Il quarto Congresso di Losanna tenutosi a Seoul, Corea del Sud, si è da poco concluso. Per i quasi 5000 partecipanti, provenienti da più di 200 Paesi, l’esperienza è stata sicuramente arricchente ed irripetibile. Come lo stesso Michael Oh, CEO del Movimento, ha dichiarato: “Losanna non è riducibile ad una serie di congressi”. Anzi, i congressi in sé, per quanto rappresentino una pietra miliare nella storia del mondo evangelico, sono espressione di un movimento e di un’ambizione più ampia.  A 50 anni dal primo congresso, tenutosi a Losanna nel 1974, il movimento ha lo scopo di raccogliere stimoli e sfide dal mondo evangelico globale e rilanciare obiettivi e strategie da perseguire con lo scopo di “adempiere al grande mandato”.

“Che la chiesa dichiari e dimostri Cristo insieme” è stato lo slogan programmatico a Seoul. Per farlo sono stati individuate varie aree fragili in cui l’evangelismo deve impegnarsi per raggiungere “le estremità della terra”, non solo geografiche, ma anche digitali. In particolare, sono tre le parole d’ordine emerse: nuove generazioni, lavoro come missione e mondo digitale.
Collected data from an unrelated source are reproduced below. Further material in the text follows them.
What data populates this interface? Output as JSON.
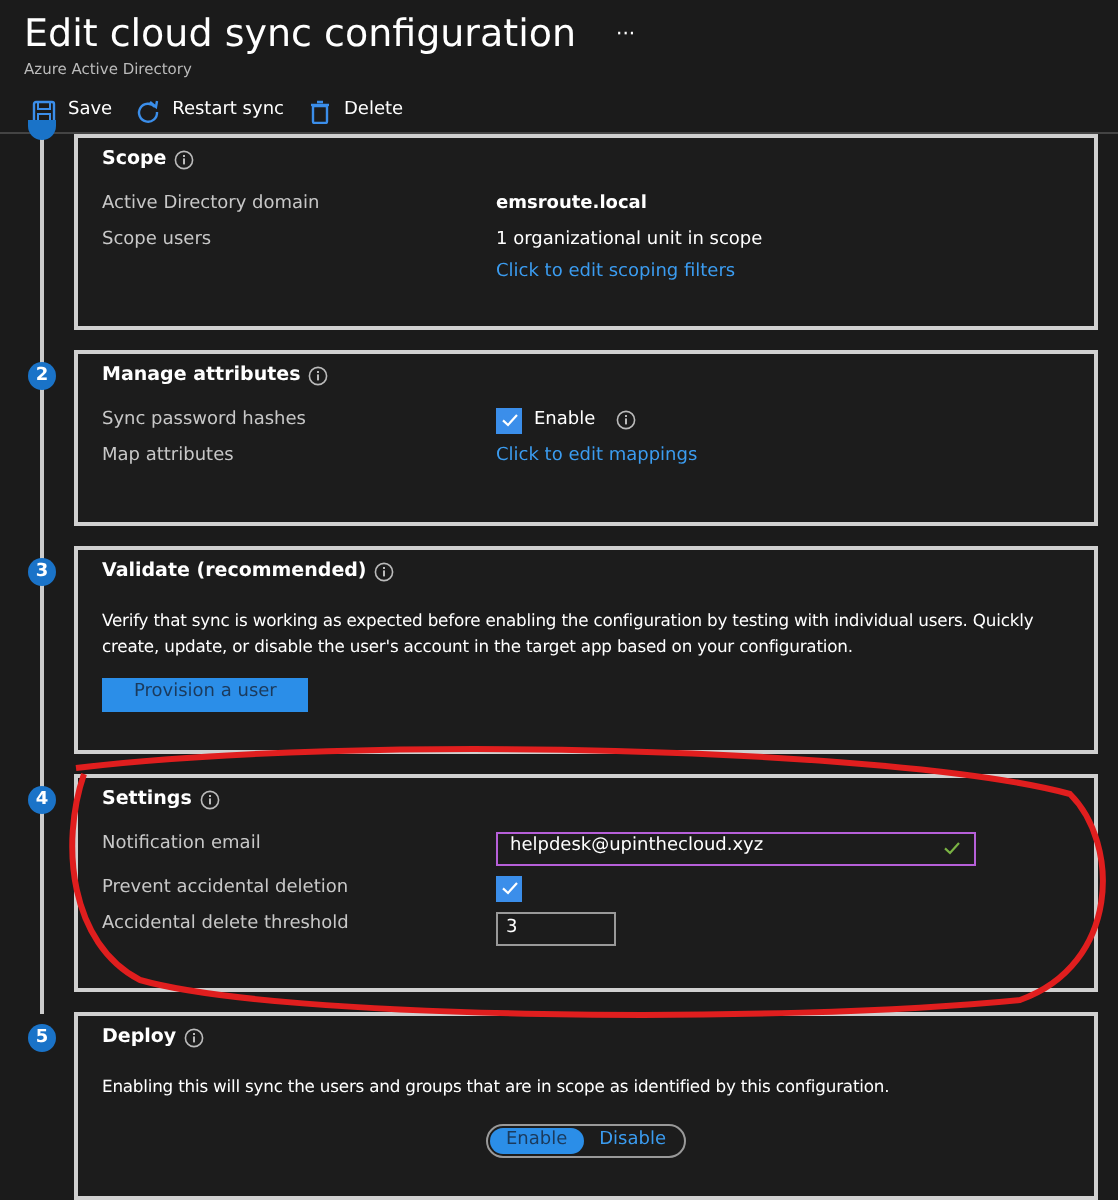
{
  "header": {
    "title": "Edit cloud sync configuration",
    "more": "···",
    "subtitle": "Azure Active Directory"
  },
  "toolbar": [
    {
      "kind": "save",
      "label": "Save"
    },
    {
      "kind": "restart",
      "label": "Restart sync"
    },
    {
      "kind": "delete",
      "label": "Delete"
    }
  ],
  "sections": [
    {
      "title": "Scope",
      "rows": [
        {
          "label": "Active Directory domain",
          "controls": [
            {
              "kind": "strong",
              "text": "emsroute.local"
            }
          ]
        },
        {
          "label": "Scope users",
          "controls": [
            {
              "kind": "text",
              "text": "1 organizational unit in scope"
            },
            {
              "kind": "link",
              "text": "Click to edit scoping filters"
            }
          ]
        }
      ]
    },
    {
      "step": "2",
      "title": "Manage attributes",
      "rows": [
        {
          "label": "Sync password hashes",
          "controls": [
            {
              "kind": "checkbox",
              "checked": true,
              "text": "Enable",
              "info": true
            }
          ]
        },
        {
          "label": "Map attributes",
          "controls": [
            {
              "kind": "link",
              "text": "Click to edit mappings"
            }
          ]
        }
      ]
    },
    {
      "step": "3",
      "title": "Validate (recommended)",
      "description": "Verify that sync is working as expected before enabling the configuration by testing with individual users. Quickly create, update, or disable the user's account in the target app based on your configuration.",
      "button": "Provision a user"
    },
    {
      "step": "4",
      "title": "Settings",
      "rows": [
        {
          "label": "Notification email",
          "controls": [
            {
              "kind": "input",
              "value": "helpdesk@upinthecloud.xyz",
              "valid": true,
              "focused": true
            }
          ]
        },
        {
          "label": "Prevent accidental deletion",
          "controls": [
            {
              "kind": "checkbox",
              "checked": true
            }
          ]
        },
        {
          "label": "Accidental delete threshold",
          "controls": [
            {
              "kind": "number",
              "value": "3"
            }
          ]
        }
      ]
    },
    {
      "step": "5",
      "title": "Deploy",
      "description": "Enabling this will sync the users and groups that are in scope as identified by this configuration.",
      "toggle": [
        {
          "label": "Enable",
          "selected": true
        },
        {
          "label": "Disable",
          "selected": false
        }
      ]
    }
  ]
}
“Nuove generazioni” è stata sicuramente una delle parole chiavi emerse dal Congresso e un’area in cui impegnarsi intenzionalmente a livello globale. È stata sottolineata l’urgenza di raggiungere le nuove generazione e di non “perdere” la generazione Z che mostra segni di disaffezione verso i percorsi di fede strutturati e “impegnativi”.

Forse, mai come in questi tempi, la distanza tra le generazioni sembra abissale. Fattori quali la tecnologia, il cambio dei valori culturali e le nuove sfide a livello sociale sembrano costituire un muro di incomunicabilità tra le generazioni dei boomers, dei millennials e oltre. Il divario sembra allargarsi tra le generazioni “analogiche” e quelle dei nativi digitali. 
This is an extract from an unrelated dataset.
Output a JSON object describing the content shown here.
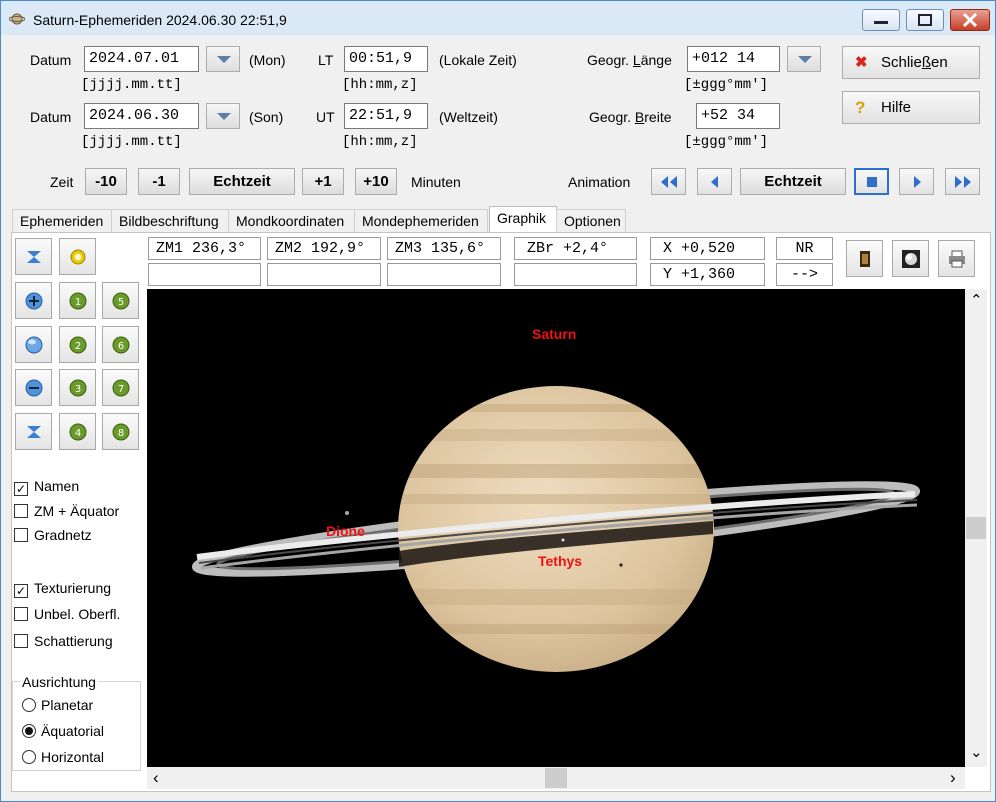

Questa condizione pone la chiesa globale davanti a tre sfide: raggiungere le nuove generazioni, integrarle e discepolarle e formare intenzionalmente nuove leadership. 

I giovani sembrano essere fuoriusciti dalle chiese e meno interessati alla vita religiosa tradizionale. I valori a cui fanno riferimento sono altri rispetto a quelli delle precedenti generazioni e, nel mondo della post-verità, gli strumenti dell’apologetica classica sembrano indeboliti. I giovani non sono tanto interessati al valore della verità, quanto a quello del “buono per me” e dell’autenticità. La sfida, quindi, è raggiungere le nuove generazioni con il messaggio che il Vangelo non solo è vero, ma è anche realmente trasformativo per la vita personale. Anche le sfide, le paure e i disagi che le generazioni giovani vivono sono nuove rispetto a quelle precedenti. Raggiungerli, significa rispondere alle loro esigenze attraverso le risposte che il Vangelo fornisce. 
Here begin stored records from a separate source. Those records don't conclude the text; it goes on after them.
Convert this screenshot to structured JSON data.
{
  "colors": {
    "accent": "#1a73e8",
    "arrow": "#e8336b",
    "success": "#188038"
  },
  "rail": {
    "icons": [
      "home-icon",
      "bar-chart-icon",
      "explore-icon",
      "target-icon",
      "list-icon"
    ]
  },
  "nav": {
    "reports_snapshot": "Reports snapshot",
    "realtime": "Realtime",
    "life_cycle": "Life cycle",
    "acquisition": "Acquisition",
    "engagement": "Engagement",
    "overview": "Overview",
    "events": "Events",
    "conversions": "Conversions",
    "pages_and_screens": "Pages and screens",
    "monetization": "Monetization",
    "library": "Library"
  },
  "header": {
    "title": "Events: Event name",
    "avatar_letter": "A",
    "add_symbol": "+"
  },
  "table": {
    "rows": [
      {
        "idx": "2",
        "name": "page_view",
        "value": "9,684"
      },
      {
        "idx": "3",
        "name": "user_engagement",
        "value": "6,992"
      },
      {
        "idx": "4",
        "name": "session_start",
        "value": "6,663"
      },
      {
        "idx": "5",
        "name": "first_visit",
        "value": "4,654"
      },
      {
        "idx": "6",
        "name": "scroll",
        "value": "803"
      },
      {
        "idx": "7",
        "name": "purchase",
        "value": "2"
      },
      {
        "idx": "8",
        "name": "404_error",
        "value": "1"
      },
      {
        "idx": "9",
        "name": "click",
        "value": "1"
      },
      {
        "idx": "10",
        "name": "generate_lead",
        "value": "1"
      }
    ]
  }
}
Losanna 4 ha sfidato a integrare, ascoltare, discepolare i giovani in vista della formazione di giovani leader che sappiano parlare alla loro generazione e a quella futura. Creare la chiesa dei “giovani” non è la soluzione, anzi è parte del problema. Amicizia, mutualità e atteggiamento di reciproco ascolto tra le generazioni sono le sfide da cogliere. 

Una chiesa fiorente è quella in cui ogni membro può riconoscere un suo “Paolo” e un suo “Timoteo”, una guida da cui apprendere e un giovane da incoraggiare alla crescita. Con tanti margini di crescita, è stato tuttavia bello vedere che dalla mia rete di chiese hanno partecipato al Congresso sia “paoli” che “timotei”.

Il Movimento di Losanna in questi anni ha incoraggiato un passaggio di consegne e la crescita di una leadership giovane, ma la sfida resta quella di vedere questo movimento intergenerazionale nelle chiese, missioni e organizzazioni a livello locale e globale. 

La sfida chiama le chiese evangeliche italiane a sviluppare modelli e strategie per non perdere la capacità di raggiungere con il Vangelo le nuove generazioni e incoraggia ogni personalità in posizione di leadership ad impegnarsi intenzionalmente a formare una nuova generazione di uomini e donne saldi nella Parola. Il rischio è di sottovalutare l’aspetto intergenerazionale, di non lavorare intenzionalmente per questo scambio salutare e virtuoso e di “perdere” le prossime generazioni.